In September 2019, following the resignation of state delegate Stephen Lafferty, Forbes applied to fill his vacancy in the Maryland House of Delegates. The Baltimore County Democratic State Central Committee voted to recommend appointing Forbes to fill the vacancy on September 25, and Governor Larry Hogan appointed her to the House of Delegates on October 9, 2019.

== In the legislature ==
Forbes was sworn into the Maryland House of Delegates on October 29, 2019.

=== Committee assignments ===
- Member, Appropriations Committee, 2020–present
- Chair, Oversight Committee on Pensions, 2023–present
- Member, Capital Budget subcommittee, 2023–present
- Education & Economic Development subcommittee, 2020–present
- Member, Oversight Committee on Personnel, 2020–2022

Source:

=== Other memberships ===
- Member, Maryland Legislative Transit Caucus, 2019–present
- Member, Women Legislators of Maryland, 2019–present
- Member, Maryland Legislative Latino Caucus, 2021–present
- Honorary Lifetime Membership Award, Maryland PTA, 2012–present
- Member, Board of Directors, Children's Playhouse of Maryland, 2015–present
- Member, League of Women Voters
- Member, Sierra Club

Source:

== Political positions and legislation ==
=== Education ===
Forbes supports the Blueprint for Maryland's Future, a recommendation from the Kirwan Commission. She also supported legislation introduced in the 2020 legislative session that would provide $2.2 billion for local school construction.

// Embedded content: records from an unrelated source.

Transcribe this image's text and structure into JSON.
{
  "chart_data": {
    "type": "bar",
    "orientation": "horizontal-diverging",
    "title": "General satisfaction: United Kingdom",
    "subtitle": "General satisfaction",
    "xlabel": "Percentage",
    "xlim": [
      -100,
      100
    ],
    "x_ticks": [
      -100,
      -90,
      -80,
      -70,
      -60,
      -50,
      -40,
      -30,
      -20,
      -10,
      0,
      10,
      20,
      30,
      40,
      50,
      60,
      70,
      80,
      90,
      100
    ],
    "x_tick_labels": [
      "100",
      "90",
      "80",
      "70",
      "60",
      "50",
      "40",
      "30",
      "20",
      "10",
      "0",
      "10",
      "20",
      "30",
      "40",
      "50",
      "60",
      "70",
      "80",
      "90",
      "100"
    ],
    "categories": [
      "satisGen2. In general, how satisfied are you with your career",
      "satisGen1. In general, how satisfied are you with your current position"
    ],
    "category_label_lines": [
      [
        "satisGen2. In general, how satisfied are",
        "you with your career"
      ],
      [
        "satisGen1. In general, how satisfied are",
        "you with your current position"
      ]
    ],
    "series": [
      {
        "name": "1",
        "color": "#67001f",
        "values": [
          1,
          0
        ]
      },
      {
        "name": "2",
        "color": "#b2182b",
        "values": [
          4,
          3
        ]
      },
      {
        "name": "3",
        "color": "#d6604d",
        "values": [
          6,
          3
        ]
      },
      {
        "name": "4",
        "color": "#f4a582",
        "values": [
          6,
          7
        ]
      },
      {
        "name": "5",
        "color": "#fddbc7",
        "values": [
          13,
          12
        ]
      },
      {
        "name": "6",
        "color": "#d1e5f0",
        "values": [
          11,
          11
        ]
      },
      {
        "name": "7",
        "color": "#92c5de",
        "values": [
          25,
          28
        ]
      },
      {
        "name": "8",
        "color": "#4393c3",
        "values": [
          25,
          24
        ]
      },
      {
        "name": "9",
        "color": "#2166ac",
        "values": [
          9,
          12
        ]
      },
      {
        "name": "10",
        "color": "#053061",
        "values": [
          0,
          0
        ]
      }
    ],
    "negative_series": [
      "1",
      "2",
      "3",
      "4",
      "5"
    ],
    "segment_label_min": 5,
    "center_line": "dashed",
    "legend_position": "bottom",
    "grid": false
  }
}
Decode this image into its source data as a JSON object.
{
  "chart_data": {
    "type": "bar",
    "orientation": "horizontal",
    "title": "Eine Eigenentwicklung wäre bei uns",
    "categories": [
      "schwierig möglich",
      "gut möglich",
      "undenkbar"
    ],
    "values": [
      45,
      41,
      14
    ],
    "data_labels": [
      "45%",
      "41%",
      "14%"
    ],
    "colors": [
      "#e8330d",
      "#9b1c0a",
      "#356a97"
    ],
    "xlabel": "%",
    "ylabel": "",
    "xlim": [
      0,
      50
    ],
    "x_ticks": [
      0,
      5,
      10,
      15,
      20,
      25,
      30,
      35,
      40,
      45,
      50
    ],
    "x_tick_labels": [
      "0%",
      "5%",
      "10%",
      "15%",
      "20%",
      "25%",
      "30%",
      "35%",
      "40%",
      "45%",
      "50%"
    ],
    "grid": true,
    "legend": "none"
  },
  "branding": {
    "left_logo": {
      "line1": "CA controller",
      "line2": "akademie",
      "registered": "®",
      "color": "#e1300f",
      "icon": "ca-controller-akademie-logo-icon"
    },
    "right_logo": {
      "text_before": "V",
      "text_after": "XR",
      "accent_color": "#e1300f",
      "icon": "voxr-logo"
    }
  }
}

Forbes has been a vocal advocate in favor of replacing Towson High School, the oldest and most overcrowded high school in the county. Two new high schools ware included in the 2022 budget.

=== Environment ===
Forbes introduced legislation in the 2020 legislative session that would require all state-owned buildings to install solar panels on their roofs. The bill did not receive a vote during the session. In January 2022, Forbes introduced legislation, HB1165, to require new state-funded construction or renovation projects—including new schools—to be high-performance “green” buildings.

=== Social Issues ===
After hearing about racist and anti-Semitic language that continues to exist on older property deeds, in the form of covenants, Forbes introduced HB1077 in 2020. It made such language easier to remove by homeowners, by waiving any fees associated with the removal. Her bill passed unanimously into law in 2020, and received national media attention.

=== Housing ===
In September 2020, Forbes resisted a planned 57-unit affordable housing complex, due to the possible loss of a historic Black neighborhood that was currently there.

=== Labor rights ===
Forbes introduced legislation in the 2021 legislative session that gave Baltimore County Public Library staff the right to form a union and receive collective bargaining rights. The bill passed and went into effect without Governor Hogan's signature. The employees voted in March 2022 to form a union.